FSEM 100H3 | Holocaust in German and American Culture

THIS COURSE HAS CURRENTLY FILLED FOR FALL 2025.

This course begins with the question of how we ought to remember the Holocaust. Some see Steven Spielberg’s film Schindler’s List as kitsch, for example, while others praise it as a monument to humanity. Are the monumental concrete steles of the Holocaust Memorial in Berlin an appropriate way to remember the victims? Or do they reduce the victims to an anonymous mass? In order to approach an understanding of the Holocaust and its consequences and in order to acknowledge and pay tribute to the victims, we need certain tools: but what tools can we and should we use? How do we compare the relative claims and ambitions of historical analysis, personal testimony, literary and dramatic fiction, architectural monument, and popular film? This course will investigate the particular strengths and limits of a range of texts and images, facts and fictions that each in its own way claims to represent some “truth” of the Holocaust. We will also discuss the social and political context of these representations and consider the meaning of the Holocaust in contemporary German and American culture.

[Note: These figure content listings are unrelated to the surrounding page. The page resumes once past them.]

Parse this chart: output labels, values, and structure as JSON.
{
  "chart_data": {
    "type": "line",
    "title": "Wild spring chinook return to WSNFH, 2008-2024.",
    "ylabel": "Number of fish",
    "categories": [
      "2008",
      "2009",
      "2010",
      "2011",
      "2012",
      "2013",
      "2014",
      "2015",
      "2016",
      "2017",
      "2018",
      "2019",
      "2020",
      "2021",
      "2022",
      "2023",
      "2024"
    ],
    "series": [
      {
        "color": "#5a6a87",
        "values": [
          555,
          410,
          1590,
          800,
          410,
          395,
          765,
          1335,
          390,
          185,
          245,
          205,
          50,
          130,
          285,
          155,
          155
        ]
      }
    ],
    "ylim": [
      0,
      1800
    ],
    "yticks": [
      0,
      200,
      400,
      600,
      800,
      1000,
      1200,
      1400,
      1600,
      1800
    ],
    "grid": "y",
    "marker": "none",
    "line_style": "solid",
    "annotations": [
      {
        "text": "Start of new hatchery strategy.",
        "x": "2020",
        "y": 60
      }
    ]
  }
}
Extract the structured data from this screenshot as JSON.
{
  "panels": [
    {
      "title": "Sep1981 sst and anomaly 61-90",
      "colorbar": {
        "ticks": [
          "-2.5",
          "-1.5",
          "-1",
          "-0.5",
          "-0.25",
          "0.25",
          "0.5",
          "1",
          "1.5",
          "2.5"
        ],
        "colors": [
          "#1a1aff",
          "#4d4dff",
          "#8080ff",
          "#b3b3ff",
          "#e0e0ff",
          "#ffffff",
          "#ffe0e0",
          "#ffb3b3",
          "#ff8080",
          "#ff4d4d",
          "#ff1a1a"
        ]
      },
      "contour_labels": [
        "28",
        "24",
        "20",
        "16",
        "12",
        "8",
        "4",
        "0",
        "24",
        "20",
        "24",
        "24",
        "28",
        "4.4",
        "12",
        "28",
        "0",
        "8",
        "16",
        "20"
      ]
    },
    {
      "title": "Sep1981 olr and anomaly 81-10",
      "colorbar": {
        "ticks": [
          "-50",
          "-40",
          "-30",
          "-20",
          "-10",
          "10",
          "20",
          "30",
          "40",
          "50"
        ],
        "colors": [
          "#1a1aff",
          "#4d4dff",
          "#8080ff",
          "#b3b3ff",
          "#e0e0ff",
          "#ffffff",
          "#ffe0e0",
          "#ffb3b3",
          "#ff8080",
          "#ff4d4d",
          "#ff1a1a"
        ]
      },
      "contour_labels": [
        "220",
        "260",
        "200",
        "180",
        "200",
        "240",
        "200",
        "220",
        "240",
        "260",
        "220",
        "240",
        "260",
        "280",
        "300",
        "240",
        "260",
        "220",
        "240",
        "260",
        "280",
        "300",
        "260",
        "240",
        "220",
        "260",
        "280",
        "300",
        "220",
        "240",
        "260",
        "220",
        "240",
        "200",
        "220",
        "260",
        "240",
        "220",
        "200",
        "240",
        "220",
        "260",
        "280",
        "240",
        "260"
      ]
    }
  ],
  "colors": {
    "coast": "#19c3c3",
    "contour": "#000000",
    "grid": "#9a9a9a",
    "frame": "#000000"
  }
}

Photo of Marcel Rotter, Associate Professor of German

Marcel Rotter, Associate Professor of German

Ever since growing up in communist East Germany, I was interested in the workings of propaganda, visual communication, and public opinion forming. I have been teaching German since 1985, first in a high school, later at universities in Germany and the U.S. At UMW, I proposed this FSEM to explore with the students the culturally different approaches to commemorating the Holocaust in Germany and the United States. The comparison between memorials, museums, films, and books in the two respective countries - one having been the perpetrator, the other being home to a significant number of victims and their descendants – makes for interesting insights into how memory of traumatic events is formed.In addition to teaching this Freshman Seminar, I am usually traveling with our students to Germany, Austria, Hungary, and Poland to visit the sights of the Holocaust during Spring Break.

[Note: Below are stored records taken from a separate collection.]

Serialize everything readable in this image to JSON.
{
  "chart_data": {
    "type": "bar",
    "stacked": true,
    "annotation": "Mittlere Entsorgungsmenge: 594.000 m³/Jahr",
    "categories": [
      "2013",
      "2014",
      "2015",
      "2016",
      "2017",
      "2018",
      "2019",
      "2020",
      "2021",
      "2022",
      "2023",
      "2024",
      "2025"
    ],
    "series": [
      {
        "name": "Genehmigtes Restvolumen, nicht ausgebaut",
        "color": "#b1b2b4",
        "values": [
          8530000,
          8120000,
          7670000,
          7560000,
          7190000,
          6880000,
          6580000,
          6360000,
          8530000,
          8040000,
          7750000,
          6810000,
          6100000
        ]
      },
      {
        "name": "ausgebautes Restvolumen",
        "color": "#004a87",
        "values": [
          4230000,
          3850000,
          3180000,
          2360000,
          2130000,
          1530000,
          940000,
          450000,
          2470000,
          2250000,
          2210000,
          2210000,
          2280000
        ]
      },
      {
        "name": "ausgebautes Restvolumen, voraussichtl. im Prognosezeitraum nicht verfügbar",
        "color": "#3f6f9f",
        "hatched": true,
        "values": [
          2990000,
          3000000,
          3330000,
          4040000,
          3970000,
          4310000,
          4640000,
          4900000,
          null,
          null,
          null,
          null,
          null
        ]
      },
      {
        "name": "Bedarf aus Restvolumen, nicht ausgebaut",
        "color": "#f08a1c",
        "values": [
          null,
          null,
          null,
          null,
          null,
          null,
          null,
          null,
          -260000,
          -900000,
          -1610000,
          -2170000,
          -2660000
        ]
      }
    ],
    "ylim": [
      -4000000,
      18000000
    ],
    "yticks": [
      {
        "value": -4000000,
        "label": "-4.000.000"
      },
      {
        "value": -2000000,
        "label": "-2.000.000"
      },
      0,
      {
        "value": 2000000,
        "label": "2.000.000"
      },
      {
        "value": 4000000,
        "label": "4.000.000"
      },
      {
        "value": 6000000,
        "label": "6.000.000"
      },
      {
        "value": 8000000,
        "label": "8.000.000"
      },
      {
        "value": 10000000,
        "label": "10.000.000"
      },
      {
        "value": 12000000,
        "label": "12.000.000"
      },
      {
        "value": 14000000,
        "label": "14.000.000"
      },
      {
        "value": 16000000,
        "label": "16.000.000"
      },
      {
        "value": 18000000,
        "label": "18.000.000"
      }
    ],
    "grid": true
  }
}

Photo of Jason James, Associate Professor of Anthropology

Jason James, Associate Professor of Anthropology

I received my Ph.D. in anthropology from the University of California, San Diego. My research interests include nationalism, ethnicity, collective memory, socialism and post-socialism, and Germany. I teaches courses in collective memory, the anthropology of Europe, urban anthropology, and tourism. My book Preservation and National Belonging in Eastern Germany was published by Palgrave-Macmillan in 2012, and I am currently conducting research on the commemoration of slavery and the Civil War in Richmond as well as the process of integrating immigrants in Germany.